Berberian Sound Studio
A sheltered and unworldly sound engineer Gilderoy flees the safety of his mother’s house in Dorking, Surrey, to work on a gory horror film in Italy.
Plot summary
In one of the cheapest, sleaziest post-production studios in Italy, a shy and nondescript sound engineer from the UK is hired to mix the latest giallo film by a horror maestro and soon finds himself caught up in a forbidding world of bitter actors, capricious foley artists and confounding bureaucracy.

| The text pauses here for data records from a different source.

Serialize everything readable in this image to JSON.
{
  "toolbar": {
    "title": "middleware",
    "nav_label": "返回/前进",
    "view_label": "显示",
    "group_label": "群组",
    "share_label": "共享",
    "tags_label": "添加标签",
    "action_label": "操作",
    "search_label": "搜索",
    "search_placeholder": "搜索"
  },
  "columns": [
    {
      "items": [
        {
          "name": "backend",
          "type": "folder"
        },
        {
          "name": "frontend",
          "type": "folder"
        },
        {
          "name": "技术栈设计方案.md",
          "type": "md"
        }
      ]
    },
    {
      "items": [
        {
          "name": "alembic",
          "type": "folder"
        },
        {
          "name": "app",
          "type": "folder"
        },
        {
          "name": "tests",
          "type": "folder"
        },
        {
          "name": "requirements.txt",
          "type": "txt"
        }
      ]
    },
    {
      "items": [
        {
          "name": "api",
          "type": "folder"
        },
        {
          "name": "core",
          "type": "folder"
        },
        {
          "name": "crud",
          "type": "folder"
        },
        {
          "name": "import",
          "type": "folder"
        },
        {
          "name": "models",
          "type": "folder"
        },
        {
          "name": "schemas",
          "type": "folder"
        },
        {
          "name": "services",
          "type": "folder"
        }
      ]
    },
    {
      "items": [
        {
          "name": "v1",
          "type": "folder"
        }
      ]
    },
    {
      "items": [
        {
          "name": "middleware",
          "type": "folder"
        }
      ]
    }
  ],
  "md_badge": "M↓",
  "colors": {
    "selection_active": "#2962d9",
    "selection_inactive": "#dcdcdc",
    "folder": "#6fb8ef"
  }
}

It’s the early 1970s, and sheltered and unworldly sound engineer Gilderoy (Toby Jones) flees the safety of his mother’s house in Dorking, Surrey, to work on a gory horror film in Italy. He finds himself buried deep in a bunker-like recording studio, surrounded by screaming actresses, megalomaniac filmmakers, and sound technicians hacking away at watermelons to recreate the slicing of knives through flesh. Day after tiring day, he finds himself losing his grip on reality, unsure of what the film he’s working on is about, and whether he’ll ever have his expenses reimbursed and be allowed to escape.

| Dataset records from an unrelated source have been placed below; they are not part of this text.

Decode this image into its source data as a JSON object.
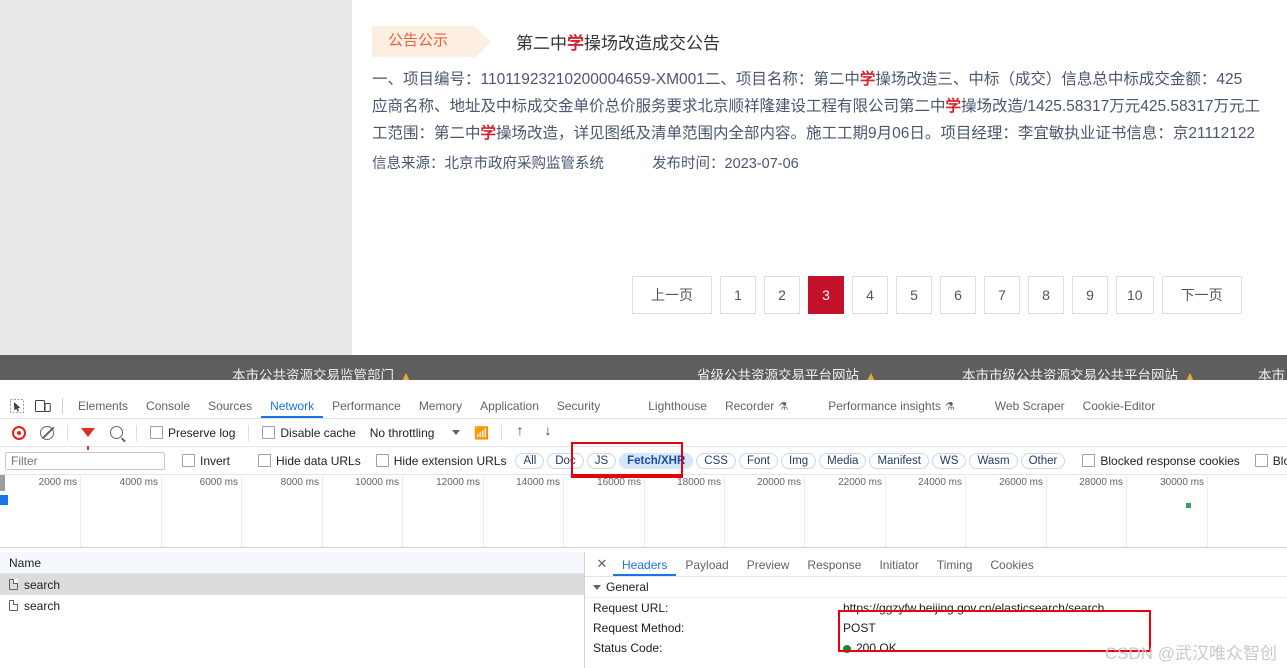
{
  "page": {
    "tag_label": "公告公示",
    "title_pre": "第二中",
    "title_hl": "学",
    "title_post": "操场改造成交公告",
    "body_lines": [
      {
        "pre": "一、项目编号：11011923210200004659-XM001二、项目名称：第二中",
        "hl": "学",
        "post": "操场改造三、中标（成交）信息总中标成交金额：425"
      },
      {
        "pre": "应商名称、地址及中标成交金单价总价服务要求北京顺祥隆建设工程有限公司第二中",
        "hl": "学",
        "post": "操场改造/1425.58317万元425.58317万元工"
      },
      {
        "pre": "工范围：第二中",
        "hl": "学",
        "post": "操场改造，详见图纸及清单范围内全部内容。施工工期9月06日。项目经理：李宜敏执业证书信息：京21112122"
      }
    ],
    "source_label": "信息来源：北京市政府采购监管系统",
    "publish_label": "发布时间：2023-07-06",
    "pager": {
      "prev": "上一页",
      "next": "下一页",
      "pages": [
        "1",
        "2",
        "3",
        "4",
        "5",
        "6",
        "7",
        "8",
        "9",
        "10"
      ],
      "active": "3"
    },
    "strip_items": [
      {
        "text": "本市公共资源交易监管部门",
        "warn": "▲"
      },
      {
        "text": "省级公共资源交易平台网站",
        "warn": "▲"
      },
      {
        "text": "本市市级公共资源交易公共平台网站",
        "warn": "▲"
      },
      {
        "text": "本市",
        "warn": ""
      }
    ]
  },
  "devtools": {
    "tabs": [
      {
        "label": "Elements",
        "selected": false,
        "beaker": false
      },
      {
        "label": "Console",
        "selected": false,
        "beaker": false
      },
      {
        "label": "Sources",
        "selected": false,
        "beaker": false
      },
      {
        "label": "Network",
        "selected": true,
        "beaker": false
      },
      {
        "label": "Performance",
        "selected": false,
        "beaker": false
      },
      {
        "label": "Memory",
        "selected": false,
        "beaker": false
      },
      {
        "label": "Application",
        "selected": false,
        "beaker": false
      },
      {
        "label": "Security",
        "selected": false,
        "beaker": false
      },
      {
        "label": "Lighthouse",
        "selected": false,
        "beaker": false
      },
      {
        "label": "Recorder",
        "selected": false,
        "beaker": true
      },
      {
        "label": "Performance insights",
        "selected": false,
        "beaker": true
      },
      {
        "label": "Web Scraper",
        "selected": false,
        "beaker": false
      },
      {
        "label": "Cookie-Editor",
        "selected": false,
        "beaker": false
      }
    ],
    "beaker_glyph": "⚗",
    "toolbar": {
      "preserve_log": "Preserve log",
      "disable_cache": "Disable cache",
      "throttling": "No throttling"
    },
    "filterbar": {
      "filter_placeholder": "Filter",
      "invert": "Invert",
      "hide_data_urls": "Hide data URLs",
      "hide_extension_urls": "Hide extension URLs",
      "types": [
        "All",
        "Doc",
        "JS",
        "Fetch/XHR",
        "CSS",
        "Font",
        "Img",
        "Media",
        "Manifest",
        "WS",
        "Wasm",
        "Other"
      ],
      "selected_type": "Fetch/XHR",
      "blocked_response_cookies": "Blocked response cookies",
      "blocked_requests": "Blocked request"
    },
    "overview": {
      "ticks": [
        "2000 ms",
        "4000 ms",
        "6000 ms",
        "8000 ms",
        "10000 ms",
        "12000 ms",
        "14000 ms",
        "16000 ms",
        "18000 ms",
        "20000 ms",
        "22000 ms",
        "24000 ms",
        "26000 ms",
        "28000 ms",
        "30000 ms"
      ]
    },
    "requests": {
      "column_header": "Name",
      "rows": [
        {
          "name": "search",
          "selected": true
        },
        {
          "name": "search",
          "selected": false
        }
      ]
    },
    "detail": {
      "close_glyph": "✕",
      "tabs": [
        "Headers",
        "Payload",
        "Preview",
        "Response",
        "Initiator",
        "Timing",
        "Cookies"
      ],
      "selected_tab": "Headers",
      "section_general": "General",
      "fields": [
        {
          "key": "Request URL:",
          "value": "https://ggzyfw.beijing.gov.cn/elasticsearch/search",
          "status": false
        },
        {
          "key": "Request Method:",
          "value": "POST",
          "status": false
        },
        {
          "key": "Status Code:",
          "value": "200 OK",
          "status": true
        }
      ]
    },
    "watermark": "CSDN @武汉唯众智创",
    "accent_blue": "#1a73e8",
    "highlight_red": "#e8000d"
  }
}
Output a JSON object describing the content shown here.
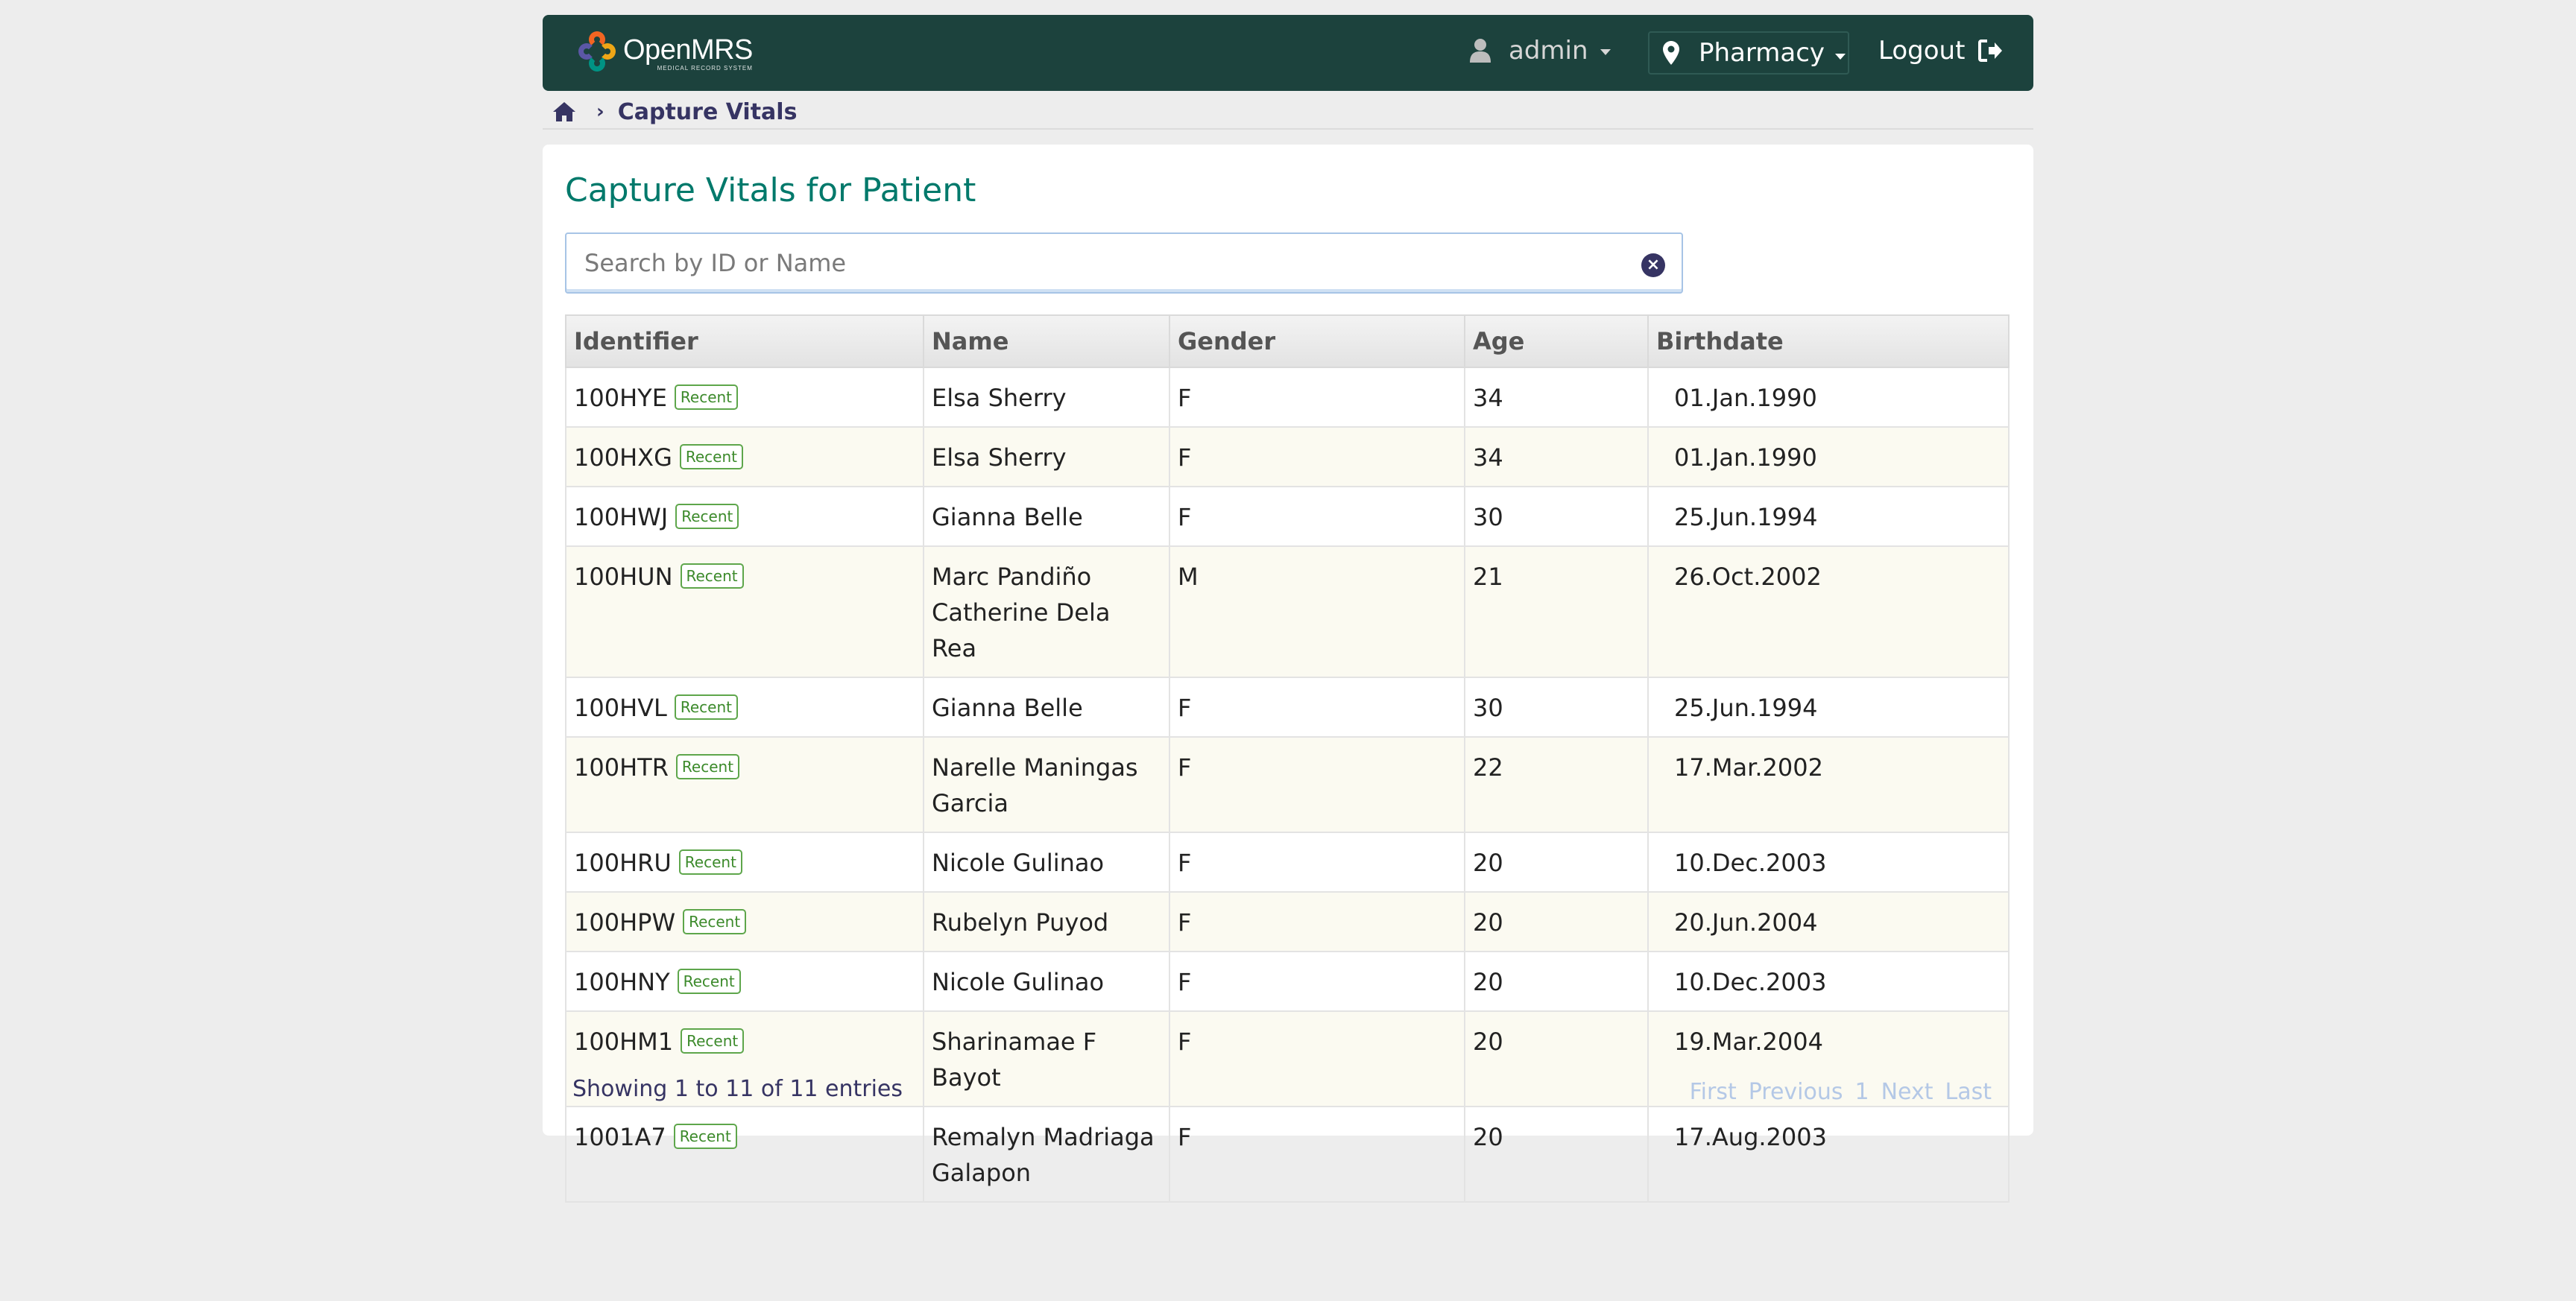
{
  "header": {
    "logo_name": "OpenMRS",
    "logo_sub": "MEDICAL RECORD SYSTEM",
    "user": "admin",
    "location": "Pharmacy",
    "logout": "Logout"
  },
  "breadcrumb": {
    "current": "Capture Vitals"
  },
  "page": {
    "title": "Capture Vitals for Patient",
    "search_placeholder": "Search by ID or Name"
  },
  "table": {
    "headers": [
      "Identifier",
      "Name",
      "Gender",
      "Age",
      "Birthdate"
    ],
    "badge": "Recent",
    "rows": [
      {
        "id": "100HYE",
        "name": "Elsa Sherry",
        "gender": "F",
        "age": "34",
        "birthdate": "01.Jan.1990"
      },
      {
        "id": "100HXG",
        "name": "Elsa Sherry",
        "gender": "F",
        "age": "34",
        "birthdate": "01.Jan.1990"
      },
      {
        "id": "100HWJ",
        "name": "Gianna Belle",
        "gender": "F",
        "age": "30",
        "birthdate": "25.Jun.1994"
      },
      {
        "id": "100HUN",
        "name": "Marc Pandiño Catherine Dela Rea",
        "gender": "M",
        "age": "21",
        "birthdate": "26.Oct.2002"
      },
      {
        "id": "100HVL",
        "name": "Gianna Belle",
        "gender": "F",
        "age": "30",
        "birthdate": "25.Jun.1994"
      },
      {
        "id": "100HTR",
        "name": "Narelle Maningas Garcia",
        "gender": "F",
        "age": "22",
        "birthdate": "17.Mar.2002"
      },
      {
        "id": "100HRU",
        "name": "Nicole Gulinao",
        "gender": "F",
        "age": "20",
        "birthdate": "10.Dec.2003"
      },
      {
        "id": "100HPW",
        "name": "Rubelyn Puyod",
        "gender": "F",
        "age": "20",
        "birthdate": "20.Jun.2004"
      },
      {
        "id": "100HNY",
        "name": "Nicole Gulinao",
        "gender": "F",
        "age": "20",
        "birthdate": "10.Dec.2003"
      },
      {
        "id": "100HM1",
        "name": "Sharinamae F Bayot",
        "gender": "F",
        "age": "20",
        "birthdate": "19.Mar.2004"
      },
      {
        "id": "1001A7",
        "name": "Remalyn Madriaga Galapon",
        "gender": "F",
        "age": "20",
        "birthdate": "17.Aug.2003"
      }
    ]
  },
  "footer": {
    "info": "Showing 1 to 11 of 11 entries",
    "pager": [
      "First",
      "Previous",
      "1",
      "Next",
      "Last"
    ]
  }
}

British writer and director Peter Strickland has created an imaginative and delightfully quirky psychological suspense story, but it is one that ultimately disappoints. Jones gives a sympathetic performance as the sound engineer hopelessly out of his depth and literally lost in translation. The low-budget film is a cinephile’s dream, labouring over atmospheric shots of recording apparatus and Munch-like screams in the studio’s sound-booth. We never actually see the film that is being worked upon, instead gleaming an idea from snippets of dialogue, storyboards and the endless, grotesque sound effects that Gilderoy is called upon to produce (‘hair being ripped from witch’s scalp’, ‘red hot poker inserted into vagina’).
However, having set up such a novel, claustrophobic and nightmare-ish scenario, Strickland is unable to bring it to a satisfying climax. Is Gilderoy going mad? Is he in hell? Will his ordeal ever end? An abrupt ending leaves such questions unanswered. Unfortunately, although only 90 minutes long, it’s also difficult to escape the feeling that what could have made a great 60-minute short has been stretched well beyond its necessary length.